We tested whether the human orthologs of Z-W gene pairs were enriched for phenotypes caused by haploinsufficiency, relative to the rest of the human genome, using a one-tailed Fisher’s exact test, due to the small number of Z-W gene pairs whose orthologs are annotated in OMIM. We tested for enrichments in the annotations of ancestral Z-W gene pairs identified in chicken, four species (chicken, collared flycatcher, crested ibis, and emu), and all 14 published female avian genomes, versus the remainder of ancestral Z genes using one-tailed Mann-Whitney U test. We report all of our comparisons, and, in every case, all three classes of Z-W pairs differ from other ancestral genes in the expected direction, making correction for multiple comparisons unnecessary. We attribute the reduced significance for comparisons involving the sets of four and 14 species to noise from low-confidence gene predictions in these species.

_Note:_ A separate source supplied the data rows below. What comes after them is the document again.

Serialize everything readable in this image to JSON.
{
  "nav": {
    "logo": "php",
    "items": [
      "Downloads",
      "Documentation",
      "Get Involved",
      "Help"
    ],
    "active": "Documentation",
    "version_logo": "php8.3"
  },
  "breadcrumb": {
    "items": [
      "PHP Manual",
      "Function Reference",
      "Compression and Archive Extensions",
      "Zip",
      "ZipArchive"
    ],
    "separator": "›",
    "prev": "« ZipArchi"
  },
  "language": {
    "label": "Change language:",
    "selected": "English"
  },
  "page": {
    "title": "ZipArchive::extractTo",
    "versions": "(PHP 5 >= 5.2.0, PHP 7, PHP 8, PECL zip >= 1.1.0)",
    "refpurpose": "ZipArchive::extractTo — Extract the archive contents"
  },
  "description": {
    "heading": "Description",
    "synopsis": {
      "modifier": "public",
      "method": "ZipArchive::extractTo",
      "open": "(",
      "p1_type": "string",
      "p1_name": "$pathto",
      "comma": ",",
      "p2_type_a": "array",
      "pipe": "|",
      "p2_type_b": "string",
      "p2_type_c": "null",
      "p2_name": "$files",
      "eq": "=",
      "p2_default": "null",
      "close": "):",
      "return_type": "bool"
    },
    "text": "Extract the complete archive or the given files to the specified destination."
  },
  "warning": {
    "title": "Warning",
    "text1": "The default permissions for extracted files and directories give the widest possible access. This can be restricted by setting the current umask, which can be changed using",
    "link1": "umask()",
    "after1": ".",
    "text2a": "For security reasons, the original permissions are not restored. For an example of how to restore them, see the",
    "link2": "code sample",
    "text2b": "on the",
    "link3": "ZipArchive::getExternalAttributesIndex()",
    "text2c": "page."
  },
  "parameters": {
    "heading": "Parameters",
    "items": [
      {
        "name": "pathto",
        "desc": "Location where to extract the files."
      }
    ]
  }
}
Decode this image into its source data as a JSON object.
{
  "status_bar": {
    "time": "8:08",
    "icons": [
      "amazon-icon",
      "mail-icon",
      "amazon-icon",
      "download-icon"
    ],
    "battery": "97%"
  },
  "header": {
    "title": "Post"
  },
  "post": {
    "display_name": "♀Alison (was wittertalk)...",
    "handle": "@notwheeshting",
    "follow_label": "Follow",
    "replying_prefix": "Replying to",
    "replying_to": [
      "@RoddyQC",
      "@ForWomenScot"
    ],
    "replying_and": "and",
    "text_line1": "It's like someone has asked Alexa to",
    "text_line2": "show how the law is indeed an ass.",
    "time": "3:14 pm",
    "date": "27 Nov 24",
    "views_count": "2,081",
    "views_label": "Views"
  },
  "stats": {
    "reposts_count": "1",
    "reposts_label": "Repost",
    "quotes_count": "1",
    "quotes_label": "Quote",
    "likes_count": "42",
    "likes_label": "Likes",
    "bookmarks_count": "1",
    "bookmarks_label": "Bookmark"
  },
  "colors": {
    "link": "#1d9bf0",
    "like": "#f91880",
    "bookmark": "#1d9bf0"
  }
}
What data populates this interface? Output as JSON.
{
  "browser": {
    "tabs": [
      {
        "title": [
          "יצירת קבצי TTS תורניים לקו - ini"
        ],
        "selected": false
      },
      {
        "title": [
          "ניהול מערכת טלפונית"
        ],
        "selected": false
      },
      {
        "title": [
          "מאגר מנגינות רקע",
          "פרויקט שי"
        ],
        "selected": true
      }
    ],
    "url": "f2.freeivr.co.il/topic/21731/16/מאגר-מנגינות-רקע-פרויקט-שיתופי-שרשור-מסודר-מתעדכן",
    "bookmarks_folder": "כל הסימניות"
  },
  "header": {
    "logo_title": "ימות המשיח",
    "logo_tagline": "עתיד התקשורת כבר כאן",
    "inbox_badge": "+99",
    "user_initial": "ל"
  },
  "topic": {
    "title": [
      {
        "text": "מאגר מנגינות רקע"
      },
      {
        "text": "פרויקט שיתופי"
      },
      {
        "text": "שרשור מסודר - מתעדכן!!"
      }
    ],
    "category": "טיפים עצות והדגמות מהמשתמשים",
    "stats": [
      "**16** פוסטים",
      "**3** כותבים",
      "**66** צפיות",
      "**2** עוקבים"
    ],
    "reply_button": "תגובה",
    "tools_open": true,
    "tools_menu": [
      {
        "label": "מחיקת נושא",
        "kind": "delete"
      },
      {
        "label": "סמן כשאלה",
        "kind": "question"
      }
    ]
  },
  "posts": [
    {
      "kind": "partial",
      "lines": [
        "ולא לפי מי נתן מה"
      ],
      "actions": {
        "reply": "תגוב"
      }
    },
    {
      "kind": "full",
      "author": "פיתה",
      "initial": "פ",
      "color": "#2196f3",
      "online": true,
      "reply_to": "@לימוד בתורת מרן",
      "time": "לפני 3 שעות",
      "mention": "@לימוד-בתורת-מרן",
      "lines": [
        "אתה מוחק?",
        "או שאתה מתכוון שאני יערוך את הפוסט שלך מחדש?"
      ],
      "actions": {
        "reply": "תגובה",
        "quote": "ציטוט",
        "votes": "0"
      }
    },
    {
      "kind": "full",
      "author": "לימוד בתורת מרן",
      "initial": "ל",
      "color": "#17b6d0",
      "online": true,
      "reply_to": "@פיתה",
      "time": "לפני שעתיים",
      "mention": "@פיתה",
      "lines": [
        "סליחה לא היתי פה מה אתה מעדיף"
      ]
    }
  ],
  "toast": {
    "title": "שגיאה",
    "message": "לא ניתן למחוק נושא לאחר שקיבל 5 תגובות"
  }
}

The exact numbers used to calculate the P-values for Figure 4, along with the associated test statistic, U, are as follows: The human orthologs of ancestral Z-W pairs have a higher probability of haploinsufficiency than other ancestral Z genes. Chicken Z-W pairs n = 17, other ancestral Z genes n = 443, P < 5.8 ×10−5, U = 5840.5; four species Z-W pairs n = 49, other ancestral Z genes n = 411, P < 1.6 ×10−3, U = 12666; 14 species Z-W pairs n = 103, other ancestral Z genes n = 357, P < 8.34 ×10−4, U = 22122.5. (b) The chicken Z orthologs of ancestral Z-W pairs are more broadly expressed in adult chicken tissues than other ancestral Z genes. Chicken Z-W pairs n = 25, other ancestral Z genes n = 511, P < 2.1 ×10−3, U = 8561; four species Z-W pairs n = 70, other ancestral Z genes n = 466, P < 3.8 ×10−3, U = 19546; 14 species Z-W pairs n = 138, other ancestral Z genes n = 398, P < 0.059, U = 29919. (c) The chicken Z orthologs of ancestral Z-W pairs are more highly expressed in chicken blastocysts than other ancestral Z genes. Chicken Z-W pairs n = 28, other ancestral Z genes n = 613, P < 7.7×10−7, U = 13188; four species Z-W pairs n = 78, other ancestral Z genes n = 563, P < 1.1 ×10−3, U = 26684; 14 species Z-W pairs n = 156, other ancestral Z genes n = 485, P < 2.8 ×10−3, U = 43410.5. (d) The chicken Z orthologs of ancestral Z-W pairs have a reduced ratio of nonsynonymous substitutions per nonsynonymous site to synonymous substitutions per synonymous site (dN/dS) in alignments with their orthologs in duck. Chicken Z-W pairs n = 26, other ancestral Z genes n = 560, P < 0.022, U = 5580.5; four species Z-W pairs n = 74, other ancestral Z genes n = 512, P < 0.052, U = 16728.5; 14 species Z-W pairs n = 149, other ancestral Z genes n = 437, P < 3.6 ×10−3, U = 27753. (e) And with their orthologs in collared flycatcher. Chicken Z-W pairs n = 25, other ancestral Z genes n = 582, P < 8.6×10−5, U = 4048; four species Z-W pairs n = 72, other ancestral Z genes n = 535, P < 7.7 ×10−5, U = 13971; 14 species Z-W pairs n = 149, other ancestral Z genes n = 458, P < 2.9 ×10−5, U = 26636. (f) And with their orthologs in zebra finch. Chicken Z-W pairs n = 24, other ancestral Z genes n = 568, P < 9.5×10−5, U = 3750.5; four species Z-W pairs n = 72, other ancestral Z genes n = 520, P < 1.3 ×10−4, U = 13741.5; 14 species Z-W pairs n = 149, other ancestral Z genes n = 443, P < 1.6 ×10−4, U = 26476.5.